An Analysis Group team led by Managing Principals Michael Beauregard and D. Lee Heavner – and including Principals Marnie Moore and Rebeccah Filsoof, Vice Presidents Hristina Bojadzieva Bartlett and Sumon Mazumdar, and Senior Advisor James Rosberg – supported five academic and industry affiliates, all of whom filed expert reports, testified at deposition and trial, and critiqued the submissions of the plaintiffs’ experts.

  • Kevin Cronin opined on the evolution of fund management in the investment management industry, and on whether Calamos’s investments and reorganization efforts involving its portfolio management team and investment management processes were reasonable and appropriate ways to improve the quality of services provided to the Calamos Growth Fund and its shareholders.
  • Professor Glenn Hubbard assessed the fees paid by the Calamos Growth Fund to Calamos from an economic and a comparative perspective. He testified on several topics, including competition in the mutual fund industry, the economics of bundled products, economies of scale in mutual funds, and indicia of the nature and quality of the services Calamos provided to the Growth Fund. Professor Hubbard also opined that the fees Calamos received for providing services to separately managed account and sub-advisory clients are not apt comparators for evaluating the Growth Fund’s fees.
  • Professor Arthur Laby opined on the reasonableness of the process that the Calamos Growth Fund’s directors utilized in evaluating and approving the agreements between the fund and Calamos.
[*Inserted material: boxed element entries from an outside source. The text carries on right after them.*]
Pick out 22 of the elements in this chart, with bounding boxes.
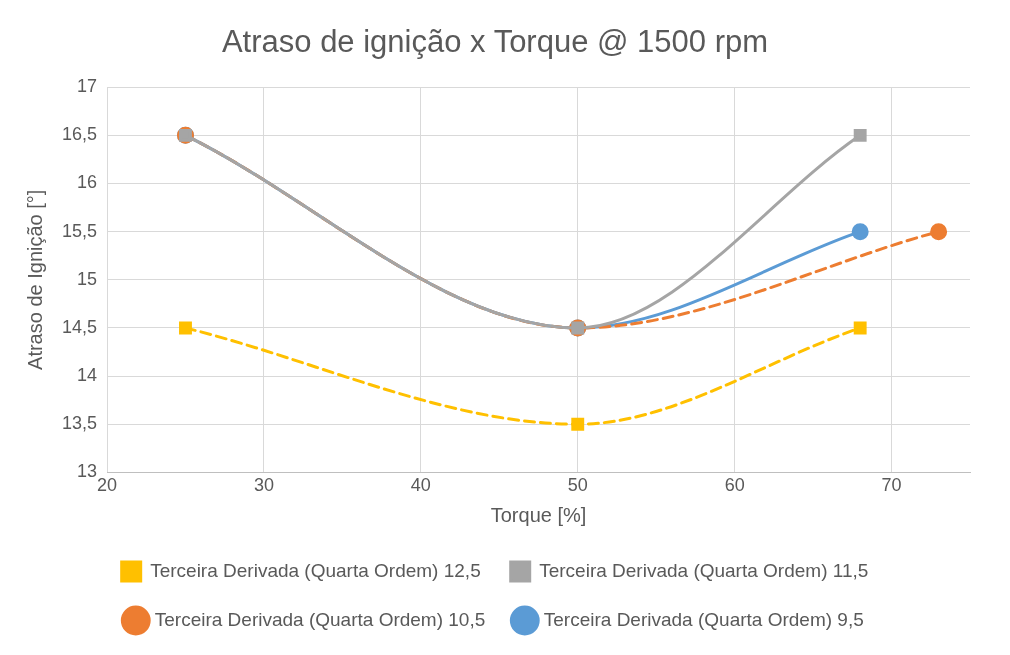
legend-label: Terceira Derivada (Quarta Ordem) 11,5: [539, 559, 869, 581]
x-tick-label: 20: [97, 475, 118, 496]
x-tick-label: 70: [881, 475, 902, 496]
x-tick-label: 60: [724, 475, 745, 496]
y-tick-label: 15,5: [61, 220, 98, 241]
y-tick-label: 13,5: [61, 413, 98, 434]
x-axis-title: Torque [%]: [490, 503, 587, 526]
y-tick-label: 13: [77, 461, 98, 482]
x-tick-label: 50: [567, 475, 588, 496]
y-tick-label: 14: [77, 365, 98, 386]
y-tick-label: 14,5: [61, 316, 98, 337]
legend-label: Terceira Derivada (Quarta Ordem) 12,5: [150, 559, 481, 581]
y-tick-label: 16,5: [61, 124, 98, 145]
chart-title: Atraso de ignição x Torque @ 1500 rpm: [221, 24, 769, 60]
legend-label: Terceira Derivada (Quarta Ordem) 9,5: [543, 608, 864, 630]
x-tick-label: 30: [253, 475, 274, 496]
y-axis-title: Atraso de Ignição [°]: [23, 189, 46, 370]
x-tick-label: 40: [410, 475, 431, 496]
legend-label: Terceira Derivada (Quarta Ordem) 10,5: [154, 608, 486, 630]
y-tick-label: 15: [77, 268, 98, 289]
y-tick-label: 16: [77, 172, 98, 193]
y-tick-label: 17: [77, 76, 98, 97]
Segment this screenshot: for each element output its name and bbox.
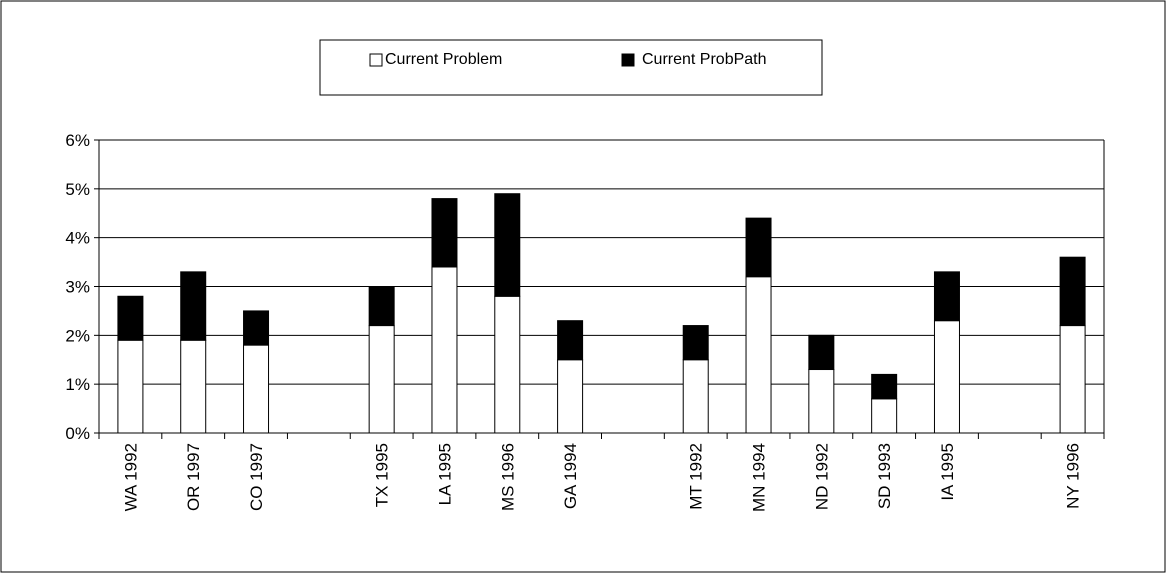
y-tick-label-1: 1%	[65, 375, 90, 394]
bar-current-probpath-nd-1992	[808, 334, 835, 371]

This work included evaluating the quality of the information provided to the fund’s directors.
  • Professor John Lacey opined on the reasonableness of Calamos’s methods for allocating shared costs across the various product offerings and the resulting calculations of fund-level profitability. He also opined on whether the cost allocation methods and profitability measures used by Calamos were consistent with managerial accounting principles.
  • David Richardson opined on the services Calamos provided to mutual funds and sub-advisory and institutional clients, and whether the nature of those services and the associated fees were consistent with industry practice.

After a two-week bench trial, Judge Edgardo Ramos of the US District Court for the Southern District of New York dismissed the plaintiffs’ claim in its entirety, holding that they had “failed to prove that Calamos breached its fiduciary duty under Section 36(b).”